7. Why are you an ecological and not an organic farm?
Fundamentally, ecology and organics work within the same framework of understanding. Both denote living and self sustaining systems, continuously capable of developing out of themselves through living processes of growth and decay. We use the term ecological farming over organic for two reasons.
Firstly, ecological actually describes best the complex context of our farm which is set within a distinct wilderness framework. Ecological styles of farming see farm production as part and parcel of a custodial relationship to land which is ecologically complex. From this perspective the farm production resides alongside an understanding and nurturing of the biological diversity that already exists in the ‘natural’ environment (topography, flora and fauna) and the farm is acknowledged as part of a much larger living system. This is a bespoke attitude to farming, not a ‘one size fits all’ model where farming is strategic, designed through observation and adaption with the aim of building resilience into the natural systems of fertility (the workings of a living soil) and hydration, away from a dependency on external inputs including fertilisers and irrigation. Our farm and our agricultural practice have developed around the key concepts of a ‘living soil’, farm ecology, biodiversity and low inputs.

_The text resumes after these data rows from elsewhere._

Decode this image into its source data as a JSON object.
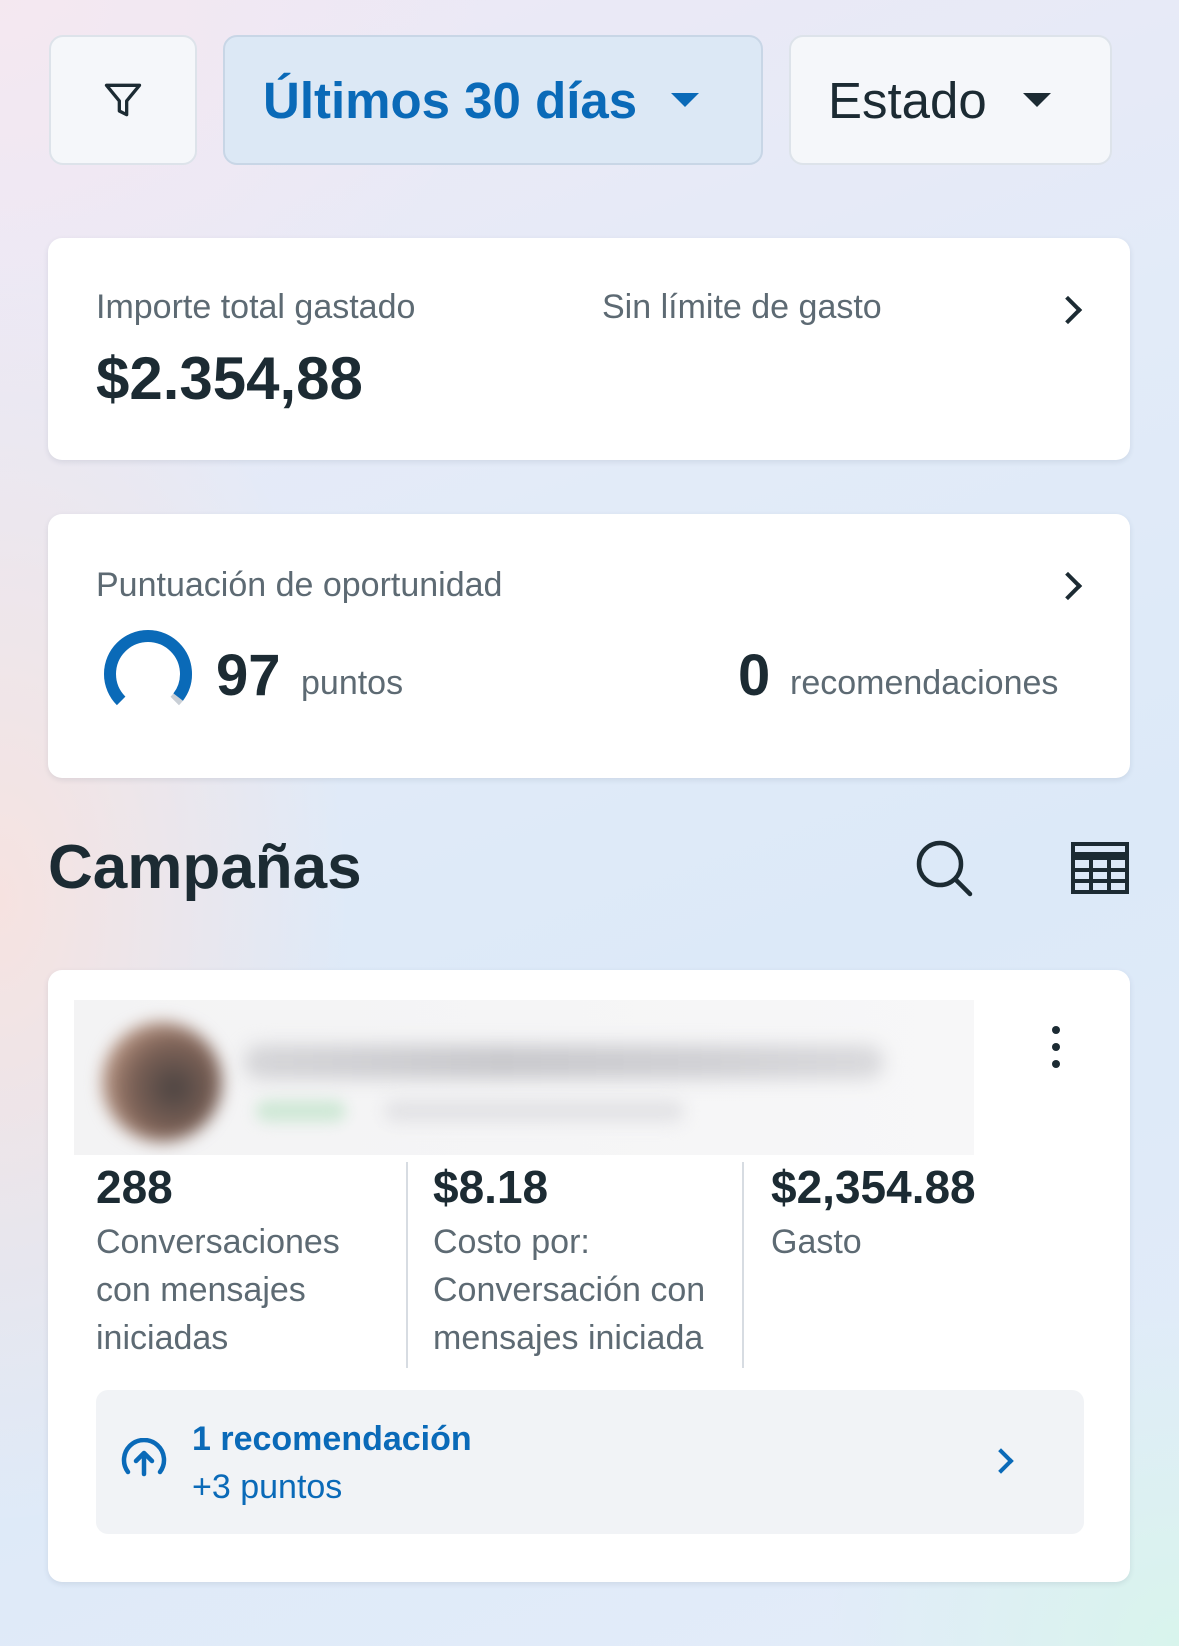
{
  "filters": {
    "filter_icon": "filter-funnel-icon",
    "date_range_label": "Últimos 30 días",
    "status_label": "Estado"
  },
  "spend_card": {
    "label": "Importe total gastado",
    "value": "$2.354,88",
    "limit_label": "Sin límite de gasto"
  },
  "opportunity_card": {
    "label": "Puntuación de oportunidad",
    "score": "97",
    "score_unit": "puntos",
    "score_fraction": 0.97,
    "recommendations_count": "0",
    "recommendations_unit": "recomendaciones"
  },
  "campaigns": {
    "title": "Campañas",
    "search_icon": "search-icon",
    "table_icon": "table-icon",
    "items": [
      {
        "metrics": [
          {
            "value": "288",
            "label": "Conversaciones con mensajes iniciadas"
          },
          {
            "value": "$8.18",
            "label": "Costo por: Conversación con mensajes iniciada"
          },
          {
            "value": "$2,354.88",
            "label": "Gasto"
          }
        ],
        "recommendation": {
          "title": "1 recomendación",
          "subtitle": "+3 puntos"
        }
      }
    ]
  },
  "colors": {
    "accent_blue": "#0a6ab8",
    "text_dark": "#1c2b33",
    "text_grey": "#5d6a73"
  }
}
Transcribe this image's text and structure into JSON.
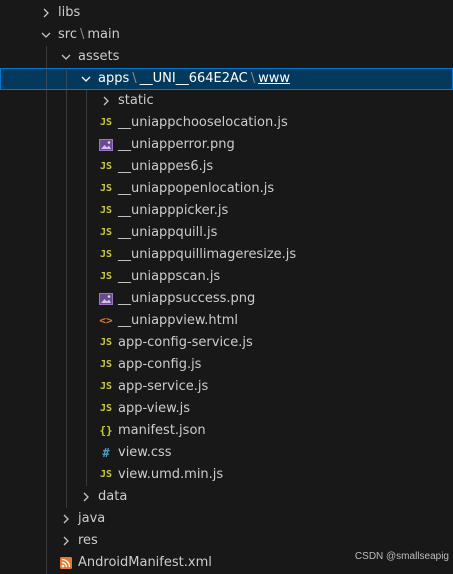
{
  "tree": {
    "libs": "libs",
    "src": "src",
    "main": "main",
    "assets": "assets",
    "apps": "apps",
    "uni_id": "__UNI__664E2AC",
    "www": "www",
    "static": "static",
    "files": [
      {
        "name": "__uniappchooselocation.js",
        "icon": "js-icon"
      },
      {
        "name": "__uniapperror.png",
        "icon": "image-icon"
      },
      {
        "name": "__uniappes6.js",
        "icon": "js-icon"
      },
      {
        "name": "__uniappopenlocation.js",
        "icon": "js-icon"
      },
      {
        "name": "__uniapppicker.js",
        "icon": "js-icon"
      },
      {
        "name": "__uniappquill.js",
        "icon": "js-icon"
      },
      {
        "name": "__uniappquillimageresize.js",
        "icon": "js-icon"
      },
      {
        "name": "__uniappscan.js",
        "icon": "js-icon"
      },
      {
        "name": "__uniappsuccess.png",
        "icon": "image-icon"
      },
      {
        "name": "__uniappview.html",
        "icon": "html-icon"
      },
      {
        "name": "app-config-service.js",
        "icon": "js-icon"
      },
      {
        "name": "app-config.js",
        "icon": "js-icon"
      },
      {
        "name": "app-service.js",
        "icon": "js-icon"
      },
      {
        "name": "app-view.js",
        "icon": "js-icon"
      },
      {
        "name": "manifest.json",
        "icon": "json-icon"
      },
      {
        "name": "view.css",
        "icon": "css-icon"
      },
      {
        "name": "view.umd.min.js",
        "icon": "js-icon"
      }
    ],
    "data": "data",
    "java": "java",
    "res": "res",
    "android_manifest": "AndroidManifest.xml"
  },
  "icons": {
    "js_text": "JS",
    "json_text": "{}",
    "css_text": "#",
    "html_text": "<>"
  },
  "colors": {
    "background": "#181818",
    "selection": "#04395e",
    "selection_border": "#0078d4",
    "js_icon": "#cbcb41",
    "css_icon": "#519aba",
    "html_icon": "#e37933",
    "image_icon": "#a074c4"
  },
  "watermark": "CSDN @smallseapig"
}
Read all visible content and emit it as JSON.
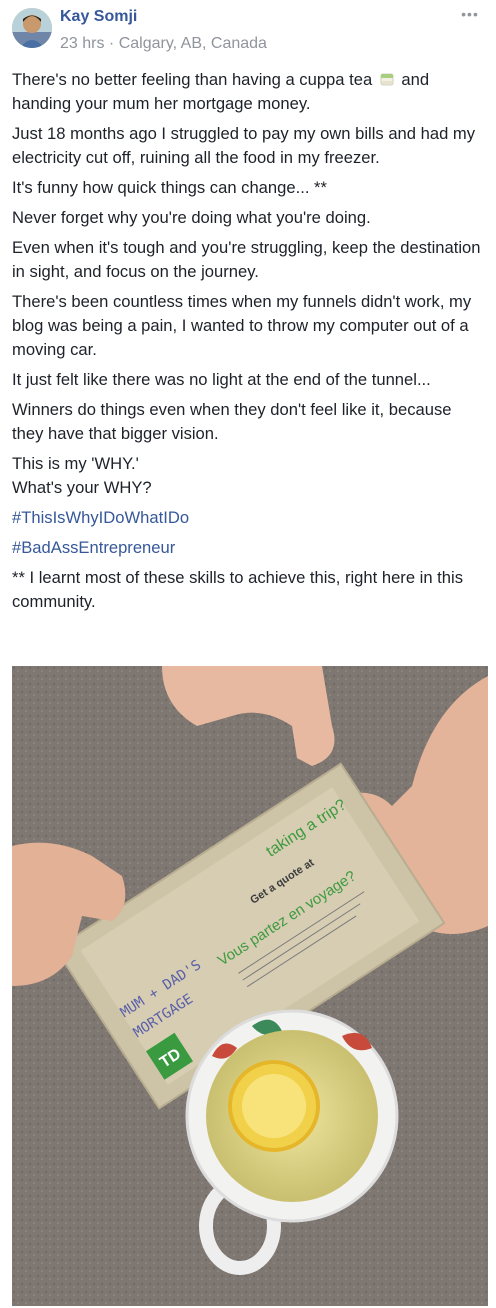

All these things can and do fit into an organic farming framework, however, this leads to the second and pragmatic reason why we are not organic. Organic is now mostly used as a legal term commercially associated with specific certifying organisations and their respective standards for agricultural and industrial practice. We have not gone through certification, so it is not legal for us to tag our farm ‘organic’ or ‘bio-dynamic even though we use these systems of practice. Key organic certifiers are Australian Certified Organic (ACO) and the National Association for Sustainable Agriculture Australia (NASAA). They are also mediate bio-dynamic certification. Certification is not something we are against but we are a small operation and it has not been a priority in how we are currently deploying our limited resources. For those who are interested in, and care about, the provenance of our essential oils our processes are transparent.